A cybercriminal group controlling the Kimwolf botnet, which has infected more than 2 million devices, shared a screenshot showing they had gained access to the control panel for Badbox 2.0, a China-based botnet running on malicious software pre-installed on Android TV streaming boxes. The screenshot, shared by a former close associate of the Kimwolf operators, may offer the clearest public identification yet of who runs Badbox 2.0.
Both the FBI and Google have been actively pursuing the operators behind Badbox 2.0. The Kimwolf botmasters, known by the nicknames “Dort” and “Snow”, apparently found a way to add Dort’s email address as a valid user of the Badbox 2.0 control panel. The panel lists seven authorized accounts. The account labeled “ABCD”, shown as actively logged in at the top right of the screenshot, is attributed to Dort.
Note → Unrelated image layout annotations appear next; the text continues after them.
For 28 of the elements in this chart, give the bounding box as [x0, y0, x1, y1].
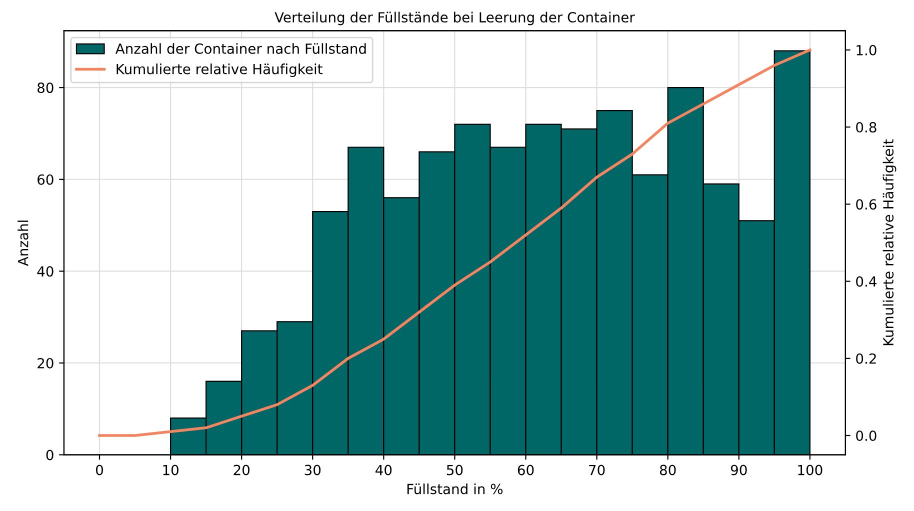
x-tick-label: 60 [518, 464, 534, 476]
legend-label: Kumulierte relative Häufigkeit [116, 64, 322, 77]
y2-axis-title: Kumulierte relative Häufigkeit [882, 139, 896, 346]
x-tick-label: 30 [304, 464, 321, 476]
y-tick-label: 20 [38, 358, 54, 368]
x-tick-label: 10 [163, 464, 178, 476]
x-tick-label: 0 [96, 464, 103, 476]
y2-tick-label: 0.2 [856, 353, 876, 364]
chart-title: Verteilung der Füllstände bei Leerung der Container [274, 12, 635, 26]
x-axis-title: Füllstand in % [407, 484, 503, 494]
x-tick-label: 70 [589, 464, 605, 476]
x-tick-label: 40 [376, 464, 392, 476]
y-tick-label: 80 [38, 82, 54, 94]
legend-label: Anzahl der Container nach Füllstand [115, 43, 366, 54]
y-axis-title: Anzahl [18, 220, 28, 266]
x-tick-label: 80 [660, 464, 676, 476]
x-tick-label: 100 [798, 464, 822, 476]
x-tick-label: 20 [234, 464, 250, 476]
y2-tick-label: 0.0 [856, 430, 876, 441]
y-tick-label: 40 [37, 266, 54, 277]
x-tick-label: 50 [446, 464, 463, 476]
y2-tick-label: 0.8 [856, 122, 876, 133]
y2-tick-label: 0.4 [856, 276, 876, 287]
y-tick-label: 0 [46, 450, 54, 460]
y2-tick-label: 0.6 [856, 199, 876, 210]
x-tick-label: 90 [730, 464, 747, 476]
y-tick-label: 60 [38, 174, 54, 185]
y2-tick-label: 1.0 [856, 44, 876, 56]
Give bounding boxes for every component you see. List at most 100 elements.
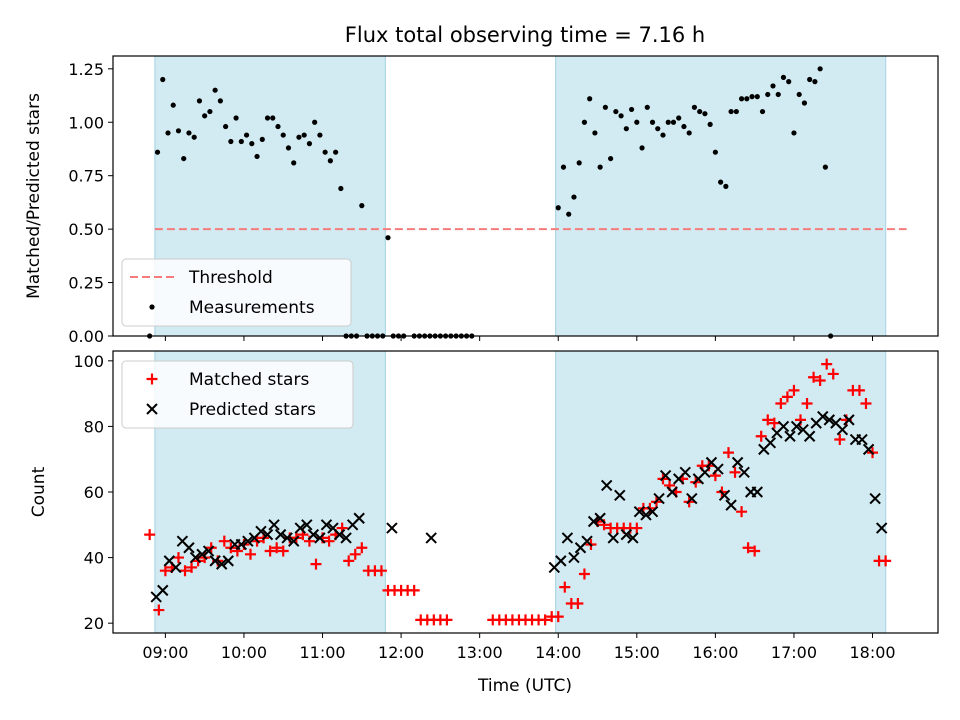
matched-star-marker	[631, 522, 643, 534]
measurement-point	[686, 130, 692, 136]
y-tick-label: 1.00	[68, 113, 104, 132]
matched-star-marker	[408, 584, 420, 596]
predicted-star-marker	[307, 528, 320, 541]
measurement-point	[628, 106, 635, 113]
matched-star-marker	[742, 542, 754, 554]
predicted-star-marker	[666, 486, 678, 498]
matched-star-marker	[349, 548, 361, 560]
matched-star-marker	[755, 430, 767, 442]
measurement-point	[191, 134, 197, 140]
predicted-star-marker	[843, 414, 855, 426]
measurement-point	[264, 115, 271, 121]
measurement-point	[759, 108, 766, 115]
measurement-point	[312, 119, 318, 125]
matched-star-marker	[788, 384, 800, 396]
matched-star-marker	[245, 548, 256, 560]
predicted-star-marker	[614, 489, 626, 501]
y-tick-label: 100	[73, 352, 104, 371]
measurement-point	[160, 76, 166, 83]
measurement-point	[338, 185, 344, 192]
predicted-star-marker	[836, 423, 849, 436]
predicted-star-marker	[627, 532, 639, 544]
predicted-star-marker	[875, 522, 888, 534]
predicted-star-marker	[790, 420, 803, 433]
matched-star-marker	[356, 542, 368, 554]
predicted-star-marker	[333, 528, 346, 541]
x-tick-label: 18:00	[849, 643, 895, 662]
x-axis-label: Time (UTC)	[477, 676, 572, 696]
y-tick-label: 1.25	[68, 60, 104, 79]
measurement-point	[333, 149, 339, 155]
x-tick-label: 09:00	[142, 643, 188, 662]
top-legend: Threshold Measurements	[121, 258, 352, 327]
predicted-star-marker	[751, 486, 763, 498]
measurement-point	[660, 132, 666, 138]
predicted-star-marker	[301, 519, 313, 531]
measurement-point	[702, 111, 708, 117]
matched-star-marker	[218, 535, 230, 547]
measurement-point	[170, 102, 176, 108]
matched-star-marker	[559, 581, 571, 593]
predicted-star-marker	[718, 489, 731, 501]
predicted-star-marker	[653, 492, 665, 505]
matched-star-marker	[853, 384, 865, 396]
legend-label: Predicted stars	[189, 400, 316, 420]
predicted-star-marker	[189, 551, 202, 564]
measurement-point	[812, 79, 818, 85]
predicted-star-marker	[294, 522, 306, 534]
predicted-star-marker	[764, 437, 777, 449]
measurement-point	[592, 130, 598, 136]
measurement-point	[749, 94, 755, 100]
matched-star-marker	[860, 397, 872, 409]
predicted-star-marker	[659, 469, 672, 482]
y-tick-label: 0.25	[68, 274, 104, 293]
measurement-point	[602, 104, 608, 110]
measurement-point	[306, 141, 313, 147]
count-panel: 20 40 60 80 100 09:00 10:00 11:00 12:00 13:00 14:…	[29, 350, 939, 696]
measurement-point	[644, 104, 650, 110]
predicted-star-marker	[777, 420, 790, 433]
predicted-star-marker	[738, 466, 750, 479]
measurement-point	[385, 235, 391, 241]
legend-box	[121, 360, 354, 429]
y-tick-label: 20	[84, 614, 104, 633]
measurement-point	[243, 132, 250, 138]
measurement-point	[560, 164, 567, 170]
y-tick-label: 40	[84, 549, 104, 568]
measurement-point	[676, 115, 682, 121]
matched-star-marker	[775, 397, 787, 409]
predicted-star-marker	[353, 512, 365, 524]
predicted-star-marker	[712, 463, 724, 475]
x-tick-label: 17:00	[771, 643, 817, 662]
measurement-point	[817, 66, 823, 72]
predicted-star-marker	[594, 512, 606, 524]
measurement-point	[254, 153, 260, 160]
matched-star-marker	[827, 368, 839, 380]
observing-window-band	[555, 56, 886, 336]
predicted-star-marker	[242, 535, 254, 547]
measurement-point	[707, 121, 713, 127]
measurement-point	[196, 98, 203, 104]
measurement-point	[249, 141, 255, 147]
matched-star-marker	[801, 397, 813, 409]
predicted-star-marker	[386, 522, 398, 534]
predicted-star-marker	[561, 532, 574, 544]
matched-star-marker	[749, 545, 761, 557]
matched-star-marker	[539, 614, 551, 626]
measurement-point	[775, 91, 781, 98]
measurement-point	[285, 145, 292, 151]
measurement-point	[597, 164, 603, 170]
matched-star-marker	[375, 565, 387, 577]
y-tick-label: 80	[84, 417, 104, 436]
measurement-point	[581, 119, 588, 125]
measurement-point	[786, 79, 792, 85]
matched-star-marker	[729, 466, 741, 478]
matched-star-marker	[323, 535, 335, 547]
measurement-point	[765, 91, 771, 98]
legend-matched-swatch	[146, 373, 158, 385]
x-tick-label: 10:00	[221, 643, 267, 662]
ratio-panel: 0.00 0.25 0.50 0.75 1.00 1.25 Matched/Predict…	[24, 55, 939, 346]
x-tick-label: 12:00	[378, 643, 424, 662]
matched-star-marker	[736, 506, 748, 518]
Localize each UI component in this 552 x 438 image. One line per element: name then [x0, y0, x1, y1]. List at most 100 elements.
What the Control Panel Screenshot Reveals
One of the other seven listed accounts, identified as “Chen”, uses the email address 34557257@qq.com. Public records link that address to several China-based technology companies, including Beijing Hong Dake Wang Science & Technology Co. Ltd., Beijing Hengchuang Vision Mobile Media Technology Co. Ltd., and Moxin Beijing Science and Technology Co. Ltd.
The website for Beijing Hong Dake Wang Science is asmeisvip[.]net, a domain flagged in a March 2025 report by HUMAN Security as tied to the distribution and management of Badbox 2.0. The domain moyix[.]com, associated with Beijing Hengchuang Vision Mobile, was flagged in the same report.
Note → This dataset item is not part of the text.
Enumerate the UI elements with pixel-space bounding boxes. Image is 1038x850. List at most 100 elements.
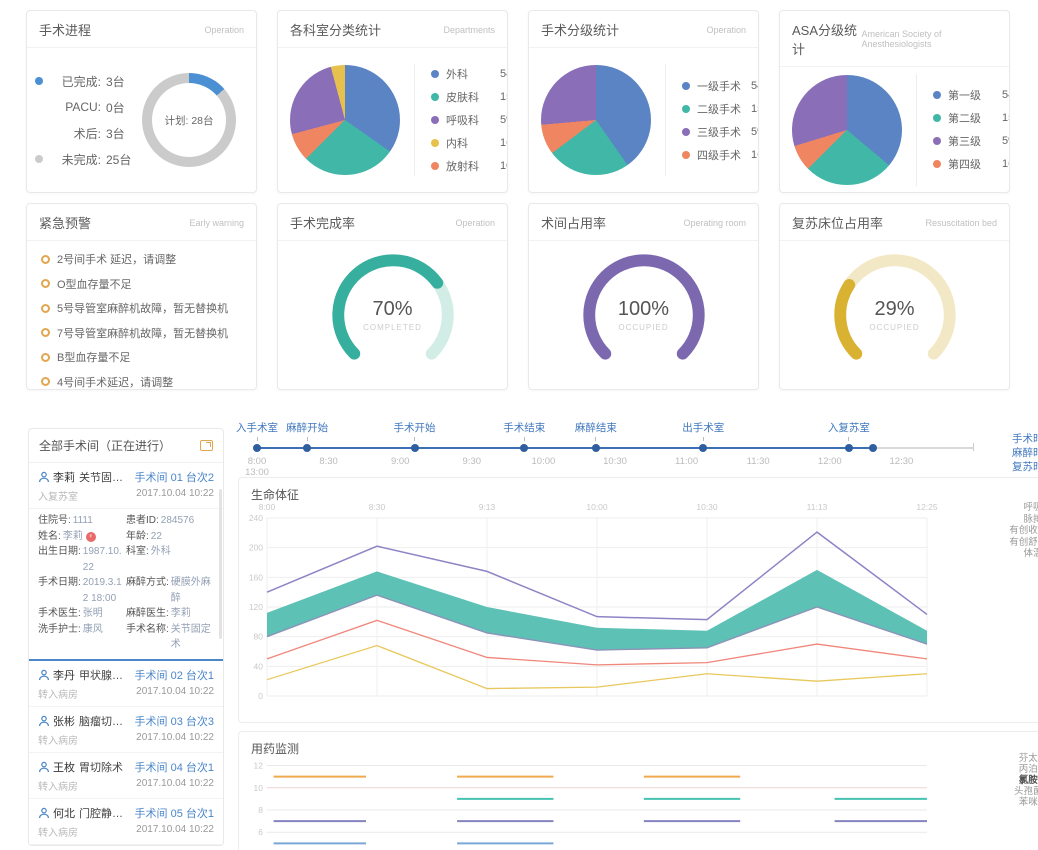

Tracing the Identity Behind the Account
Breach tracking service Constella Intelligence found that 34557257@qq.com was once associated with the password “cdh76111.” That same password appears connected to just two other email accounts: daihaic@gmail.com and cathead@gmail.com.
Constella records show cathead@gmail.com registered an account on JD.com, China’s largest online retailer, in 2021 under the name 陈代海, or Chen Daihai. Domain registration records at DomainTools.com show that same name in the original 2008 registration for moyix[.]com, alongside the email address cathead@astrolink[.]cn.
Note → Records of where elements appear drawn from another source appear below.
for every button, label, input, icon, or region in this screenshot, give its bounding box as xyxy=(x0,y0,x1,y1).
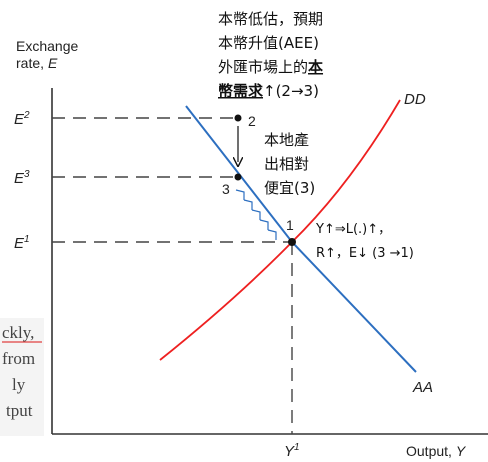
background-text-line-3: ly xyxy=(12,375,26,394)
annotation-top-line-4-emphasis: 幣需求 xyxy=(218,82,264,100)
y-axis-label-line-1: Exchange xyxy=(16,38,78,54)
point-1 xyxy=(288,238,296,246)
annotation-middle-line-1: 本地產 xyxy=(264,131,309,149)
point-label-3: 3 xyxy=(222,181,230,197)
tick-label-e1-sup: 1 xyxy=(24,234,30,245)
dd-curve-label: DD xyxy=(404,91,426,108)
background-text-line-1: ckly, xyxy=(2,323,34,342)
aa-curve-label: AA xyxy=(412,379,433,396)
y-axis-label-word: rate, xyxy=(16,55,44,71)
tick-label-e3-sup: 3 xyxy=(24,169,30,180)
y-axis-label-var: E xyxy=(48,55,58,71)
guide-lines xyxy=(52,117,293,434)
background-panel xyxy=(0,318,44,436)
tick-label-e2: E2 xyxy=(14,110,30,128)
annotation-middle: 本地產 出相對 便宜(3) xyxy=(264,131,315,197)
point-2 xyxy=(234,114,242,122)
x-axis-label: Output, Y xyxy=(406,443,467,459)
annotation-top: 本幣低估，預期 本幣升值(AEE) 外匯市場上的本 幣需求↑(2→3) xyxy=(218,10,323,100)
hatch-5 xyxy=(267,229,277,240)
hatch-3 xyxy=(251,209,261,220)
hatch-4 xyxy=(259,219,269,230)
aa-hatch-marks xyxy=(235,189,277,240)
annotation-right: Y↑⇒L(.)↑， R↑，E↓ (3 →1) xyxy=(315,222,414,261)
annotation-middle-line-3: 便宜(3) xyxy=(264,179,315,197)
annotation-top-line-4: 幣需求↑(2→3) xyxy=(218,82,319,100)
annotation-top-line-4-plain: ↑(2→3) xyxy=(263,82,319,100)
tick-label-y1: Y1 xyxy=(284,442,300,460)
annotation-right-line-2: R↑，E↓ (3 →1) xyxy=(316,246,414,261)
annotation-right-line-1: Y↑⇒L(.)↑， xyxy=(315,222,391,237)
annotation-top-line-3: 外匯市場上的本 xyxy=(218,58,323,76)
x-axis-label-var: Y xyxy=(456,443,467,459)
annotation-top-line-1: 本幣低估，預期 xyxy=(218,10,323,28)
point-3 xyxy=(234,173,242,181)
background-text-line-2: from xyxy=(2,349,35,368)
background-text-line-4: tput xyxy=(6,401,33,420)
tick-label-e3: E3 xyxy=(14,169,30,187)
point-label-1: 1 xyxy=(286,217,294,233)
tick-label-e1: E1 xyxy=(14,234,30,252)
annotation-middle-line-2: 出相對 xyxy=(264,155,309,173)
tick-label-y1-sup: 1 xyxy=(294,442,300,453)
tick-label-y1-base: Y xyxy=(284,443,295,460)
annotation-top-line-3-plain: 外匯市場上的 xyxy=(218,58,308,76)
x-axis-label-word: Output, xyxy=(406,443,452,459)
tick-label-e2-sup: 2 xyxy=(23,110,30,121)
annotation-top-line-2: 本幣升值(AEE) xyxy=(218,34,319,52)
tick-label-e1-base: E xyxy=(14,235,25,252)
y-axis-label-line-2: rate, E xyxy=(16,55,58,71)
hatch-1 xyxy=(235,189,245,200)
annotation-top-line-3-emphasis: 本 xyxy=(308,58,323,76)
point-label-2: 2 xyxy=(248,113,256,129)
hatch-2 xyxy=(243,199,253,210)
axes xyxy=(51,88,488,435)
tick-label-e2-base: E xyxy=(14,111,25,128)
background-book-text: ckly, from ly tput xyxy=(0,318,44,436)
tick-label-e3-base: E xyxy=(14,170,25,187)
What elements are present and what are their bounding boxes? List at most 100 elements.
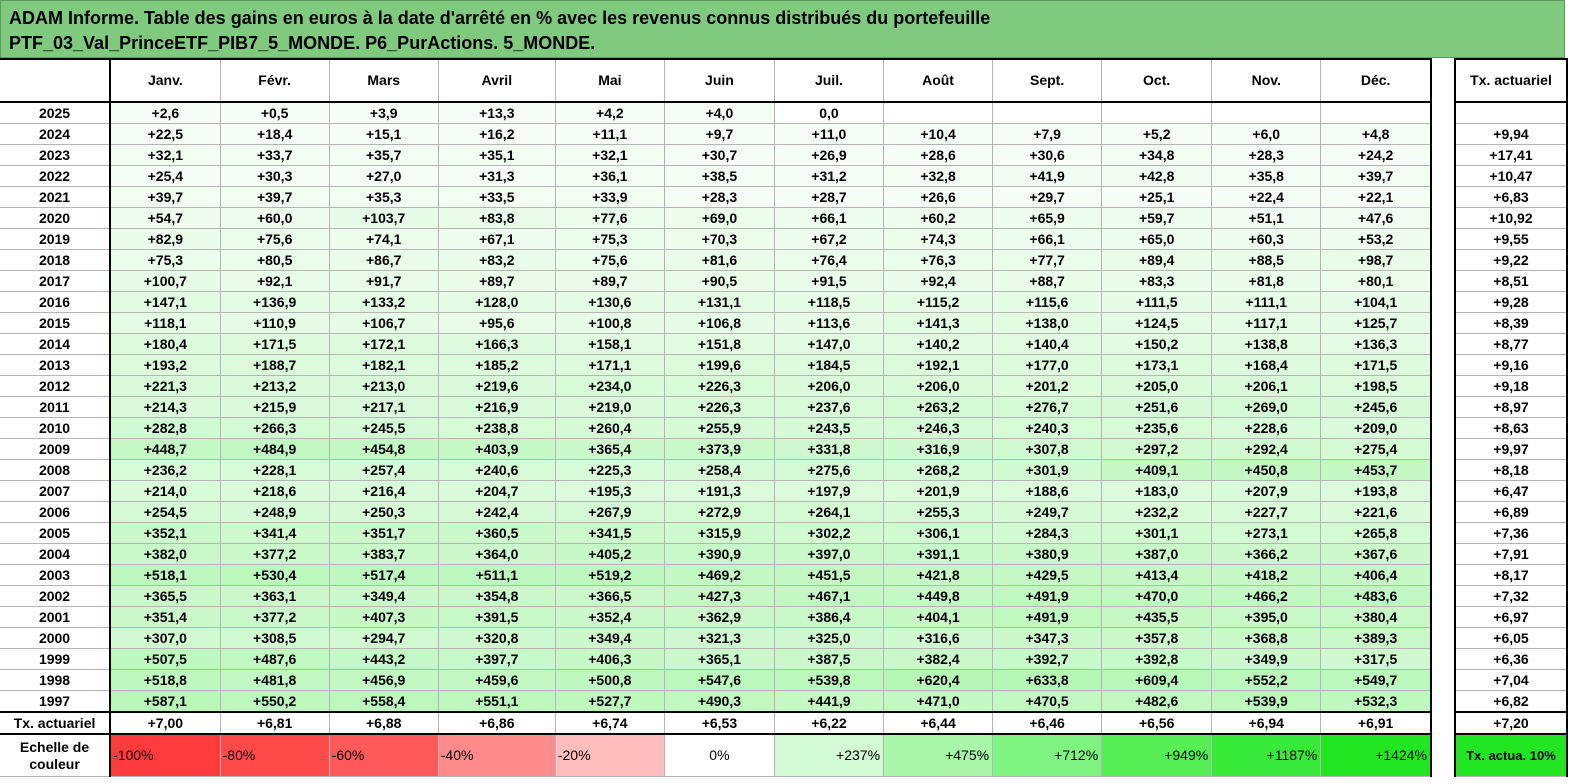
gain-cell: +226,3 [663, 375, 775, 397]
gain-cell: +245,5 [328, 417, 439, 439]
gain-cell: +349,4 [554, 627, 665, 649]
gain-cell: +140,2 [883, 333, 994, 355]
gain-cell: +368,8 [1211, 627, 1322, 649]
gain-cell: +168,4 [1211, 354, 1322, 376]
gain-cell: +91,7 [328, 270, 439, 292]
month-header: Août [883, 58, 994, 103]
gain-cell: +551,1 [437, 690, 556, 713]
gain-cell: +234,0 [554, 375, 665, 397]
year-label: 2014 [0, 333, 111, 355]
gain-cell: +188,7 [219, 354, 330, 376]
gain-cell: +265,8 [1320, 522, 1433, 544]
gain-cell: +406,4 [1320, 564, 1433, 586]
gain-cell: +227,7 [1211, 501, 1322, 523]
gain-cell: +363,1 [219, 585, 330, 607]
gain-cell: +76,3 [883, 249, 994, 271]
gain-cell: +483,6 [1320, 585, 1433, 607]
gain-cell: +387,0 [1101, 543, 1213, 565]
table-row: 2004 +382,0 +377,2 +383,7 +364,0 +405,2 +390,9… [0, 543, 1433, 565]
table-row: 2001 +351,4 +377,2 +407,3 +391,5 +352,4 +362,9… [0, 606, 1433, 628]
tx-actuariel-cell: +9,94 [1454, 123, 1568, 145]
gain-cell: +236,2 [109, 459, 221, 481]
tx-actuariel-month-cell: +6,94 [1211, 711, 1322, 735]
gain-cell: +16,2 [437, 123, 556, 145]
gain-cell: +39,7 [1320, 165, 1433, 187]
gain-cell: +373,9 [663, 438, 775, 460]
tx-actuariel-cell: +7,91 [1454, 543, 1568, 565]
tx-actuariel-month-cell: +6,56 [1101, 711, 1213, 735]
gain-cell: +4,2 [554, 101, 665, 124]
gain-cell: +6,0 [1211, 123, 1322, 145]
gain-cell: +214,3 [109, 396, 221, 418]
gain-cell: +31,3 [437, 165, 556, 187]
gain-cell: +266,3 [219, 417, 330, 439]
gain-cell: +470,5 [992, 690, 1103, 713]
gain-cell: +75,3 [554, 228, 665, 250]
tx-actuariel-label: Tx. actuariel [0, 711, 111, 735]
month-header: Sept. [992, 58, 1103, 103]
table-row: +17,41 [1454, 144, 1568, 166]
gain-cell: +195,3 [554, 480, 665, 502]
gain-cell: +240,6 [437, 459, 556, 481]
gain-cell: +284,3 [992, 522, 1103, 544]
gain-cell: +448,7 [109, 438, 221, 460]
tx-actuariel-month-cell: +6,81 [219, 711, 330, 735]
tx-actuariel-cell: +6,83 [1454, 186, 1568, 208]
table-row: 2019 +82,9 +75,6 +74,1 +67,1 +75,3 +70,3 +67,2 +… [0, 228, 1433, 250]
gain-cell: +147,1 [109, 291, 221, 313]
gain-cell: +15,1 [328, 123, 439, 145]
gain-cell: +103,7 [328, 207, 439, 229]
gain-cell: +308,5 [219, 627, 330, 649]
year-label: 2016 [0, 291, 111, 313]
gain-cell: +83,2 [437, 249, 556, 271]
gain-cell: +441,9 [773, 690, 885, 713]
gain-cell: +242,4 [437, 501, 556, 523]
gain-cell: +113,6 [773, 312, 885, 334]
color-scale-swatch: -60% [328, 733, 439, 777]
gain-cell: +392,7 [992, 648, 1103, 670]
gain-cell: +205,0 [1101, 375, 1213, 397]
tx-actuariel-cell: +8,18 [1454, 459, 1568, 481]
color-scale-swatch: -100% [109, 733, 221, 777]
gain-cell: +269,0 [1211, 396, 1322, 418]
year-label: 2011 [0, 396, 111, 418]
year-label: 2022 [0, 165, 111, 187]
gain-cell: +70,3 [663, 228, 775, 250]
gain-cell: +454,8 [328, 438, 439, 460]
tx-actuariel-month-cell: +6,44 [883, 711, 994, 735]
gain-cell: +221,3 [109, 375, 221, 397]
gain-cell: +53,2 [1320, 228, 1433, 250]
table-row: 2024 +22,5 +18,4 +15,1 +16,2 +11,1 +9,7 +11,0 +1… [0, 123, 1433, 145]
side-header-row: Tx. actuariel [1454, 58, 1568, 103]
gain-cell: +254,5 [109, 501, 221, 523]
gain-cell: +255,9 [663, 417, 775, 439]
tx-actuariel-cell: +8,77 [1454, 333, 1568, 355]
gain-cell: +517,4 [328, 564, 439, 586]
gain-cell: +191,3 [663, 480, 775, 502]
table-row: +7,36 [1454, 522, 1568, 544]
gain-cell: +35,3 [328, 186, 439, 208]
gain-cell: +272,9 [663, 501, 775, 523]
year-label: 1997 [0, 690, 111, 713]
gain-cell: +90,5 [663, 270, 775, 292]
gain-cell: +243,5 [773, 417, 885, 439]
gain-cell: +547,6 [663, 669, 775, 691]
gain-cell: +3,9 [328, 101, 439, 124]
gain-cell: +89,4 [1101, 249, 1213, 271]
tx-actuariel-month-cell: +6,22 [773, 711, 885, 735]
gain-cell: +532,3 [1320, 690, 1433, 713]
year-label: 2023 [0, 144, 111, 166]
gain-cell: +275,6 [773, 459, 885, 481]
gain-cell: +484,9 [219, 438, 330, 460]
gain-cell: +549,7 [1320, 669, 1433, 691]
gain-cell: +136,3 [1320, 333, 1433, 355]
table-row: 2025 +2,6 +0,5 +3,9 +13,3 +4,2 +4,0 0,0 [0, 101, 1433, 124]
gain-cell: +382,4 [883, 648, 994, 670]
gain-cell: +235,6 [1101, 417, 1213, 439]
table-row: +9,16 [1454, 354, 1568, 376]
gain-cell [1101, 101, 1213, 124]
gain-cell: +609,4 [1101, 669, 1213, 691]
gain-cell: +225,3 [554, 459, 665, 481]
gain-cell: +100,8 [554, 312, 665, 334]
gain-cell: +228,6 [1211, 417, 1322, 439]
Badbox 2.0’s History and Scale
Badbox 2.0 did not appear without precedent. The original Badbox campaign was identified in 2023, primarily targeting Android TV boxes shipped with backdoor malware already embedded. That operation was disrupted in 2024. The FBI disclosed Badbox 2.0’s existence in a June 2025 advisory, warning that criminals were compromising home networks either by configuring devices with malware before purchase or by pushing malicious apps during the setup process.
In July 2025, Google filed a civil lawsuit against 25 unidentified defendants, describing Badbox 2.0 as a botnet spanning over 10 million unsanctioned Android streaming devices engaged in advertising fraud. Google noted the botnet can also spread by requiring users to download apps from unofficial marketplaces.
- Badbox 2.0 flagged by FBI in June 2025
- Google lawsuit filed July 2025 against 25 unnamed defendants
- Botnet estimated at over 10 million compromised devices
- Domain moyix[.]com tied to Chen Daihai since 2008
- Kimwolf botnet separately infecting more than 2 million devices
The Kimwolf operators’ apparent infiltration of a rival botnet’s control panel is an unusual development. It has inadvertently produced a trail of digital evidence that investigators at the FBI and Google may find useful in their ongoing efforts to identify and prosecute those responsible for one of the largest Android-based fraud operations ever documented.